Die Piraten vor und nach der BuWa 2013

[Thread wurde aus dem Bundestagswahl-Thread rausgelöst.]

[QUOTE=Icetwo;325951]
Die Piraten waren 2009 auch eine Protestpartei, die bei allen stimmen geklaut hat. Die Piraten konnten allerdings in den 4 Jahren dazwischen sich nicht zu einer normalen Partei weiterentwickeln. [/QUOTE]

Nach was ist hier “normal” definiert worden? Zählen Landtagsbeteiligungen nicht dazu? Sind alle Parteien, die nicht im Bundestag sitzen nicht normal? (Also die meisten Parteien.)

Als Normale Partei meine ich eine Partei, die dicht aus Protest gewählt wird. Weil ich mich ja hauptsächlich auf die Protestwähler bezog

Und das waren dieses Jahr aus deiner Sicht immer noch Protestwähler bei den Piraten?

Das haben Ein- oder max.
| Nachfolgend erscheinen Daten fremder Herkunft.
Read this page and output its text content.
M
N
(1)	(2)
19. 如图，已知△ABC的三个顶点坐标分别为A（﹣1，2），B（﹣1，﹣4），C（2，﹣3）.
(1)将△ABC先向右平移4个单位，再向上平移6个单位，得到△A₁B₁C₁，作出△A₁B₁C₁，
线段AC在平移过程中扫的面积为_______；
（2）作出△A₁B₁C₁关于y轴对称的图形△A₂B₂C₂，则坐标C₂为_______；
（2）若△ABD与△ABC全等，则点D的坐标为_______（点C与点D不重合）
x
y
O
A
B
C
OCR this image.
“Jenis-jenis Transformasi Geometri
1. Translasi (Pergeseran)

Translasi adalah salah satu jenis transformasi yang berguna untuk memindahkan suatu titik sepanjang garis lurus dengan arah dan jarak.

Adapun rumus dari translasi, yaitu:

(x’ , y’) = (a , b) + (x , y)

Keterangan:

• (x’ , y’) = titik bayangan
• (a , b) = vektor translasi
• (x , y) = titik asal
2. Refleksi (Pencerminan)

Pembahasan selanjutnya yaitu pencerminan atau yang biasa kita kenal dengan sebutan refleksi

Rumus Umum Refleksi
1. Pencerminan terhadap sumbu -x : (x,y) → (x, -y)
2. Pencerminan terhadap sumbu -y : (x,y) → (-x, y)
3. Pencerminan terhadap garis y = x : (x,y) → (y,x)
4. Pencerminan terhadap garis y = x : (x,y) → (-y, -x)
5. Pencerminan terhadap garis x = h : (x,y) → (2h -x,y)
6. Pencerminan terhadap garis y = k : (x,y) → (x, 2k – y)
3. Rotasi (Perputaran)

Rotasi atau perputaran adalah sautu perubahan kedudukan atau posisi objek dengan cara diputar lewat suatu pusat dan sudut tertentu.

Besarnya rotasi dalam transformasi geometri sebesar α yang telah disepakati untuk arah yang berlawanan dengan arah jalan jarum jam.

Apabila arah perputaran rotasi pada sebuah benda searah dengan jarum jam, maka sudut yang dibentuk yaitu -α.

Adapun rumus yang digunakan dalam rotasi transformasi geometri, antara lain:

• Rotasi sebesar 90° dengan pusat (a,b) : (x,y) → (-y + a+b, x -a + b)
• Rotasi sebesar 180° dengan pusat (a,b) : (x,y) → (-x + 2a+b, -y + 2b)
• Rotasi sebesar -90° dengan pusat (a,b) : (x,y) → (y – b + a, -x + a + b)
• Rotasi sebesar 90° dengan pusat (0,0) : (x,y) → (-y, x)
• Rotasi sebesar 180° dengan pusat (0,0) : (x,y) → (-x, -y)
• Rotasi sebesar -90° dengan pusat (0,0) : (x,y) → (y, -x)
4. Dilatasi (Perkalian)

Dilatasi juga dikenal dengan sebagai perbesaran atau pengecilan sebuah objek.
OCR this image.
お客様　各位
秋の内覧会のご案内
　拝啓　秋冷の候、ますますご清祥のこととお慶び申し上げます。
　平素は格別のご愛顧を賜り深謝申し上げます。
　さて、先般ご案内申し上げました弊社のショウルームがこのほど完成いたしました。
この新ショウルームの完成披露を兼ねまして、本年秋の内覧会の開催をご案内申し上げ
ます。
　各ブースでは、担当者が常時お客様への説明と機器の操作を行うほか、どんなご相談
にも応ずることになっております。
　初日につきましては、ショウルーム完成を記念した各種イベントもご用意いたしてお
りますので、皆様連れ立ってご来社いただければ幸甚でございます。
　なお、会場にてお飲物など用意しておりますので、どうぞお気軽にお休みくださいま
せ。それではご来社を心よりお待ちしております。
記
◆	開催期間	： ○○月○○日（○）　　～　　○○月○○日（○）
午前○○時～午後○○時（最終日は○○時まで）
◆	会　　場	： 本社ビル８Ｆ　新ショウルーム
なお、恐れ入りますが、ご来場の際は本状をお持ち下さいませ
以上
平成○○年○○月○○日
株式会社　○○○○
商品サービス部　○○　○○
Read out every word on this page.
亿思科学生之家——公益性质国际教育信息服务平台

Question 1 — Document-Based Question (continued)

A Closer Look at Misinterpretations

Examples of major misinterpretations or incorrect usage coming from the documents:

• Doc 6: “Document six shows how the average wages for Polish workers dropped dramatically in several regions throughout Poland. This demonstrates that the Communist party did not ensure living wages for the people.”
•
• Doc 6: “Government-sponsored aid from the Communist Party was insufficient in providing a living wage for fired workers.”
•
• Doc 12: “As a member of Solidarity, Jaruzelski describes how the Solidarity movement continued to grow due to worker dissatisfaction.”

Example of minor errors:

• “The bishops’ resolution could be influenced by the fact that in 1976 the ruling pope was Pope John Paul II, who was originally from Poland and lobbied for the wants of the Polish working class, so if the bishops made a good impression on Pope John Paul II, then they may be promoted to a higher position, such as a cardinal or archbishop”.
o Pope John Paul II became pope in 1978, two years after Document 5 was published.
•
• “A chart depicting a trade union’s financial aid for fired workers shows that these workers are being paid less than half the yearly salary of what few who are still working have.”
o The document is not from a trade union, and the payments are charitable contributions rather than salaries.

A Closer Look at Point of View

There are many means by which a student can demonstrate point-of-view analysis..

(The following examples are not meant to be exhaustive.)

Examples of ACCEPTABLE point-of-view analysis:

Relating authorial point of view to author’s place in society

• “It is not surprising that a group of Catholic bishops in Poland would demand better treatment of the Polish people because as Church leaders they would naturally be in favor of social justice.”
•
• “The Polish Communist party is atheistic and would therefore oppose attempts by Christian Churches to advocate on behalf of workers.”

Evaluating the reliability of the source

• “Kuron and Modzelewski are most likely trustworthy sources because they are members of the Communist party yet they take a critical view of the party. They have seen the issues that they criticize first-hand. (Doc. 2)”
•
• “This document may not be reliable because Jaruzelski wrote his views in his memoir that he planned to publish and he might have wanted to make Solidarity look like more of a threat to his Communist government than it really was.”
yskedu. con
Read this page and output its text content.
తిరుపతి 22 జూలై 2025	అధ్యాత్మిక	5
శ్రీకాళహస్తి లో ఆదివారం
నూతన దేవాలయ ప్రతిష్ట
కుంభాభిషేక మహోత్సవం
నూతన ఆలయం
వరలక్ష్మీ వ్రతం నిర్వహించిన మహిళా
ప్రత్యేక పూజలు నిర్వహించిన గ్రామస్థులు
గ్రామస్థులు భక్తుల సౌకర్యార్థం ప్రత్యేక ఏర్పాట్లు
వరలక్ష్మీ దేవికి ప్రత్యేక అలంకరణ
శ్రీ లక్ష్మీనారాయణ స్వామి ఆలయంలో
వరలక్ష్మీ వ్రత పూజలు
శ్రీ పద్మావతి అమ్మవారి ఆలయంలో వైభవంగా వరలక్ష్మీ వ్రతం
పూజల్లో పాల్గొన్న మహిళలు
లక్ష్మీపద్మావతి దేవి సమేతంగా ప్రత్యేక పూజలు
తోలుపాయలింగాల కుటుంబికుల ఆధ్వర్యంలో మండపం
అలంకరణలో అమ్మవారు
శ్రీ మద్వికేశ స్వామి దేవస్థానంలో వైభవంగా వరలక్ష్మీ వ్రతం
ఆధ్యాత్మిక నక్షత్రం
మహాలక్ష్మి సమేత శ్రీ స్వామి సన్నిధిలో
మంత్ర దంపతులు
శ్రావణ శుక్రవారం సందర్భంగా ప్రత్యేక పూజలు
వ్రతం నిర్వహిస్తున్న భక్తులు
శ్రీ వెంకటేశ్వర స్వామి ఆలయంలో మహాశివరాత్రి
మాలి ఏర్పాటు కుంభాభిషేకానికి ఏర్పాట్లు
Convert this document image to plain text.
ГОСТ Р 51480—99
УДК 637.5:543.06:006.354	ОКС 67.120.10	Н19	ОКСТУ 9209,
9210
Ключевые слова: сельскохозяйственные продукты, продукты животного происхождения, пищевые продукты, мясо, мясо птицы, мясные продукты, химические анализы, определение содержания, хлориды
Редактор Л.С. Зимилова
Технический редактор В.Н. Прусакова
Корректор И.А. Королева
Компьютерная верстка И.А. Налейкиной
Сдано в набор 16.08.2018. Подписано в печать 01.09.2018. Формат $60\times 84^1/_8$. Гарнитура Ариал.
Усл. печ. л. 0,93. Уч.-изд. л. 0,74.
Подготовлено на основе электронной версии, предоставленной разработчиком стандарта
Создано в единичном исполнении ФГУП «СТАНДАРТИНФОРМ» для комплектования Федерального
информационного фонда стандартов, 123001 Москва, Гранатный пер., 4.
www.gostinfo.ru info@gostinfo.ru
Zwei-Themen-Parteien so an sich, dass sie überwiegend von Protestwählern gewählt werden.
Dazu gehören nun mal die Piraten genau so wie die AfD.

Klopf klopf, 2011 hat angerufen, es will seine Vorurteile über die Piratenpartei wiederhaben

Wieso sollte es eine Protestwahl sein wenn ich mich für eine Partei entscheide deren Kernthemen für mich selbst die höchste Relevanz haben? Ist doch Blödsinn.

Die Piratenpartei ist zu einem infantilen Kindergarten geworden, wo man innerparteiliche grabenkämpfe auf derart tiefen niveau führt das Mir schlecht wird.
Dazu kommt noch dieses ganze inkompetente gesindel aus linksextremen(! Nicht links, sondern schon linksextrem…) kreisen mit Themen für die sich selbst die linke schämen würde.

Ich habe die Partei verfolgt seit 2009 und fand die Partei wirklich symphatisch, es fehlte nur ein richtiges Programm für mehr als Internet. Das ist dann ja auch passiert, und ich wartete ab. Und dann?
So eine Kindergartenscheiße wie das was dann abging hab ich bei anderen nur bei „ich kann deine fresse nicht mehr sehen“-profalla gesehen. So was erbärmliches…
Und jetzt ist endlich der punkt da, wo man mit seiner kernkompetenz Internet hatte punkten mussen - total verkackt.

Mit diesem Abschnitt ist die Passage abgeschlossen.